Eropa berlomba menguasai Guyana yang waktu itu wilayahnya mencakup kawasan Guyana bekas jajahan Inggris, Guyana Perancis yang sampai sekarang masih di bawah administrasi Pemerintah Perancis, dan Suriname (merdeka dari jajahan Belanda pada tanggal 25 November 1975). 

Suriname dengan Ibu Kota: Paramaribo terletak di Amerika Selatan, dengan batas-batas di Utara: Samodra Atlantik, Selatan: Brazil, Timur: Guyana Perancis, Barat; Guyana-bekas jajahan Inggris. 

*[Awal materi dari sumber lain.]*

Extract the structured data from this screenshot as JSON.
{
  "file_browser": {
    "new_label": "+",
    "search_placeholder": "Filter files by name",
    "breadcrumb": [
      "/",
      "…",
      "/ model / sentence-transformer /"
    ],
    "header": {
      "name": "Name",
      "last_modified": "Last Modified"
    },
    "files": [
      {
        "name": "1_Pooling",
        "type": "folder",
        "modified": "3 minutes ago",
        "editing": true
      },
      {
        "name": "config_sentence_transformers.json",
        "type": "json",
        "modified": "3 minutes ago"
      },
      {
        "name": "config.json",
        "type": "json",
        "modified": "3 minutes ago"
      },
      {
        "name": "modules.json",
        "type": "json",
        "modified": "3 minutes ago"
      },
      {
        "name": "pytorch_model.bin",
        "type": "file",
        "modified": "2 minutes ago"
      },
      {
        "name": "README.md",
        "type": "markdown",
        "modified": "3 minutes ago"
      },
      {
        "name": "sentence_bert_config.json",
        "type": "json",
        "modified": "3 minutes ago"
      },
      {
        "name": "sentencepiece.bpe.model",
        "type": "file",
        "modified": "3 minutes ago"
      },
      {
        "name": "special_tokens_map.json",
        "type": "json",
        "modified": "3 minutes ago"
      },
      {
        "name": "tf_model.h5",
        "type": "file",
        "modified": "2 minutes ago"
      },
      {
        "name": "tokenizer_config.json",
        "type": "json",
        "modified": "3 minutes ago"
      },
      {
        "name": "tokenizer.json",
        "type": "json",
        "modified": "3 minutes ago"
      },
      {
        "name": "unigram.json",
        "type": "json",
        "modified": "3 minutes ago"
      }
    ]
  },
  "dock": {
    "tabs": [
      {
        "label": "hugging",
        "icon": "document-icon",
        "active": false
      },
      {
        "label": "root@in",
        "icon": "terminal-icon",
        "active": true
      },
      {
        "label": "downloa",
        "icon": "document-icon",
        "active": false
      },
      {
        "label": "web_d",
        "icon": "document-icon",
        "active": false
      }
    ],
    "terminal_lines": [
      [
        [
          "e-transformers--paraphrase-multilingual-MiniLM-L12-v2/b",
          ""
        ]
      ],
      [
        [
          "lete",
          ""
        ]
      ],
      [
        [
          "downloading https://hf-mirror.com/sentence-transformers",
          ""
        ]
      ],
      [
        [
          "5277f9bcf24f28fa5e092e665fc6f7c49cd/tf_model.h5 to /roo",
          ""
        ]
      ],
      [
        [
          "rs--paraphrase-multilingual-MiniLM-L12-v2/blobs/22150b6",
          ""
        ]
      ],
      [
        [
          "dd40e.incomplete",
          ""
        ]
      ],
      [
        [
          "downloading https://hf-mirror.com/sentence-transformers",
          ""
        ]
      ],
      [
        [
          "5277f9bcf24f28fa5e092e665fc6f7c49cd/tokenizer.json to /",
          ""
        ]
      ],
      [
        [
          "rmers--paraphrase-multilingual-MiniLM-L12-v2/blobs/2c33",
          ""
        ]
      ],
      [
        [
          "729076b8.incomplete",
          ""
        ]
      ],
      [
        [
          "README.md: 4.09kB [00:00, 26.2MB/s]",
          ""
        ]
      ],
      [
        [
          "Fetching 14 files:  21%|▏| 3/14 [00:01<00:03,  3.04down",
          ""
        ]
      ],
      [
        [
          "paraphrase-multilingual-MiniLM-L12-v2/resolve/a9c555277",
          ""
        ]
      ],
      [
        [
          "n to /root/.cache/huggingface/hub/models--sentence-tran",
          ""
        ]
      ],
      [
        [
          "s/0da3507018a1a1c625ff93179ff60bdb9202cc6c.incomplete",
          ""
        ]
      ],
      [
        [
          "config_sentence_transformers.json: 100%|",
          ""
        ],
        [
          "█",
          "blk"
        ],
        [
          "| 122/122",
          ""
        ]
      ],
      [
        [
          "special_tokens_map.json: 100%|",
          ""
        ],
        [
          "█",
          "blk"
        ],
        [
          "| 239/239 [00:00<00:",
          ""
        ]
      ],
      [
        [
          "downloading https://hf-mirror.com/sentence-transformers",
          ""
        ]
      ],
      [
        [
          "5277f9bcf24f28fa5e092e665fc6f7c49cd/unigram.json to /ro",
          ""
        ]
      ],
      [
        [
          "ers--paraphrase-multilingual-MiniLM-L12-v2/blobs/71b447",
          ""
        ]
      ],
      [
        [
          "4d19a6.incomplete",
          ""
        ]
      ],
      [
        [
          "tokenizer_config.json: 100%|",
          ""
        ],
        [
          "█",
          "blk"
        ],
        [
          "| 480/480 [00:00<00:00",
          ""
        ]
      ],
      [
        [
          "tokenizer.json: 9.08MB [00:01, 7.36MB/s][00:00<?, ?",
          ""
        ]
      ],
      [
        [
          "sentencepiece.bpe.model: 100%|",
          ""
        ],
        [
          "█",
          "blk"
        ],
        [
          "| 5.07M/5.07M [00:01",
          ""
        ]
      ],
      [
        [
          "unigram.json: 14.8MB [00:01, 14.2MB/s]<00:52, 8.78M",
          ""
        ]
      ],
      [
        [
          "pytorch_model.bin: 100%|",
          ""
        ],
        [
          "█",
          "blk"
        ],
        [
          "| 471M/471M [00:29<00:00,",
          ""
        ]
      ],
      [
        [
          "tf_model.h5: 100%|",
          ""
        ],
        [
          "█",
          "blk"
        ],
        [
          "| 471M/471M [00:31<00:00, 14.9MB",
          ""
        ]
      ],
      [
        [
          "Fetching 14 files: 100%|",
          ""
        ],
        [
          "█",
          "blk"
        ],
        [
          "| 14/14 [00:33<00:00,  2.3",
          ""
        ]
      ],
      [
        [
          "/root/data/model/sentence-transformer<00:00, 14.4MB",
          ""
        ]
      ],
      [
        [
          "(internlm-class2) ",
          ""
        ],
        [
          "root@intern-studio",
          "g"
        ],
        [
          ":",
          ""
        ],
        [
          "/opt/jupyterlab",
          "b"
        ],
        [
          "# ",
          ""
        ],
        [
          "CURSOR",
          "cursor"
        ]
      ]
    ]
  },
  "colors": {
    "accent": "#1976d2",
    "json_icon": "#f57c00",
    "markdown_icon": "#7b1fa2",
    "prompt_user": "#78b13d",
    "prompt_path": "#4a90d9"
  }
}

Berdasarkan data ABS (Algemeen Bureau Statistiek) tahun 2008, penduduk Suriname berjumlah 498.53 – sekarang sekitar 500.000 orang dengan komposisi: etnis Afro-Suriname (Djuka dan Creole) 32%, etnis Hindustan 27%, etnis Jawa 18% atau sekitar 75.000 orang. Yang lain-lain 23% di antaranya: China, Brazil, Lebanon. 

Dengan dihapusnya perbudakan pada tanggal 1 Juli 1863, kehidupan ekonomi semakin tidak menentu, karena para penjajah mengalami kesulitan dalam memperoleh tenaga-tenaga buruh murah untuk eksploitasi perkebunan mereka. Pada tahun 1870 Pemerintah Belanda menandatangani sebuah perjanjian dengan Inggris untuk mendatangkan imigran ke Suriname. Perjanjian ini dilaksanakan mulai tahun 1873 di mana rombongan imigran Hindustan pertama dari India didatangkan. Kedatangan rombongan berikutnya adalah para imigran dari pulau Jawa – Hindia Belanda yang mulai tiba di Suriname tanggal 9 Agustus 1890. Rombongan pertama mendarat di Distrik Commewijne tanggal 9 Agustus 1890. Oleh komunitas keturunan Jawa di Suriname, tanggal tsb kini setiap tahun diperingati sebagai Hari Imigrasi Jawa di Suriname dengan upacara dan sejumlah atraksi hiburan khusus seni-budaya yang bersifat kejawaan. 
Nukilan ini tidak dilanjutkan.